Eriksson chegou, de facto, a treinar o Benfica. Não há aqui erro algum, a frase apenas peca por defeito. Por largo defeito, sublinhe-se. Para quem não sabe do que escrevo, foi assim que, nas redes sociais, descreveram o sueco, depois de este ter assumido, publicamente, estar há meses a lutar pela vida.

As redes sociais, sabe-se, têm destas coisas. São sempre demasiado superficiais, vagas e até injustas. Que serviço uma publicação como esta presta a um jovem adepto que a lê e que, naturalmente, não viveu esses tempos? Nenhum.

Sven-Goran Eriksson foi mais do que um técnico que passou por Portugal e que chegou a treinar os encarnados. Aterrou na Luz depois de conquistar uma Taça UEFA com o IFK Gotemburgo e revolucionou por completo hábitos, mentalidade e a forma de se jogar em Portugal. Levou os encarnados a duas finais, a da Taça UEFA, perdida a duas mãos para o Anderlecht logo no seu primeiro ano, e a Taça dos Campeões Europeus diante do Milan dos três holandeses e de Arrigo Sacchi, em 1990. Depois, conquistou o segundo scudetto da história da Lazio, além de uma Taça das Taças e uma Supertaça Europeia. E, por aí fora, numa longa carreira, que talvez não lhe tenha trazido tantos troféus quantos os que realmente merecia.

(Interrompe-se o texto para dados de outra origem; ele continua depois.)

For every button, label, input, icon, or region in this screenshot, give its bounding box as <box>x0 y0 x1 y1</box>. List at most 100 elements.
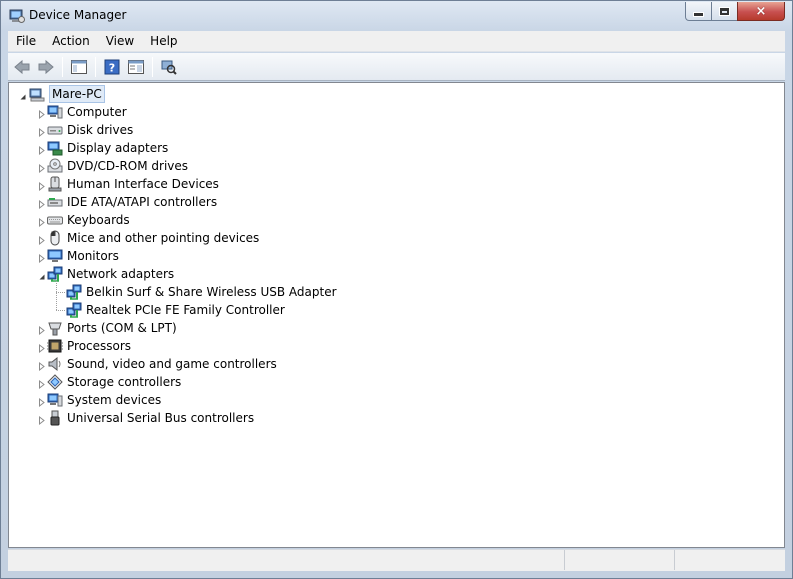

Lateral-direito tornado técnico aos 28 anos no Degerfors, da segunda divisão, devido a uma lesão grave, e influenciado pelo seu treinador Tord Grip (futuro adjunto de Georg Ericsson nos AA suecos) e pelas observações do trabalho de Bobby Robson no Ipswich Town e de Bob Paisley no Liverpool, Eriksson tornou-se um discípulo da influência britânica trazida por Bobby Houghton e Roy Hodgson para o Malmo nos primeiros tempos do profissionalismo no país. Uma filosofia que abdicava do líbero e da marcação individual e apostava na zona, na pressão ao portador e na linha de quatro defesas, embora com um futebol mais direto, de bolas longas para as costas do último reduto contrário. 

Pragmático, o resultado sempre foi o mais importante para Eriksson, um treinador obcecado pela geometria defensiva e pelas obrigações posicionais sem bola por parte de cada um dos seus jogadores. No entanto, com esta nos pés, deixava os atacantes livres para se expressarem. Foi assim que conseguiu aliar a latinidade  de Portugal e Itália a um rigor que pouco de latino tinha. Juntou a técnica à ética de trabalho e à perceção tática, com foco ainda na dimensão física do jogo, quebrou vícios e acrescentou dimensão até à forma como os próprios futebolistas se viam a si mesmos e à equipa. Foi um revolucionário, fundamental para um segundo fôlego do Benfica a nível continental.

Cavalheiro e de gosto requintado, nem sempre tomou as decisões certas que o mantivessem à tona com o seu legado. Eriksson devia ser daqueles que depois de um Manchester City não deveria treinar uma Costa do Marfim, na China ou a seleção de Singapura. Há técnicos que não podem baixar a fasquia. E isto é válido para muitos outros. Força, Sven!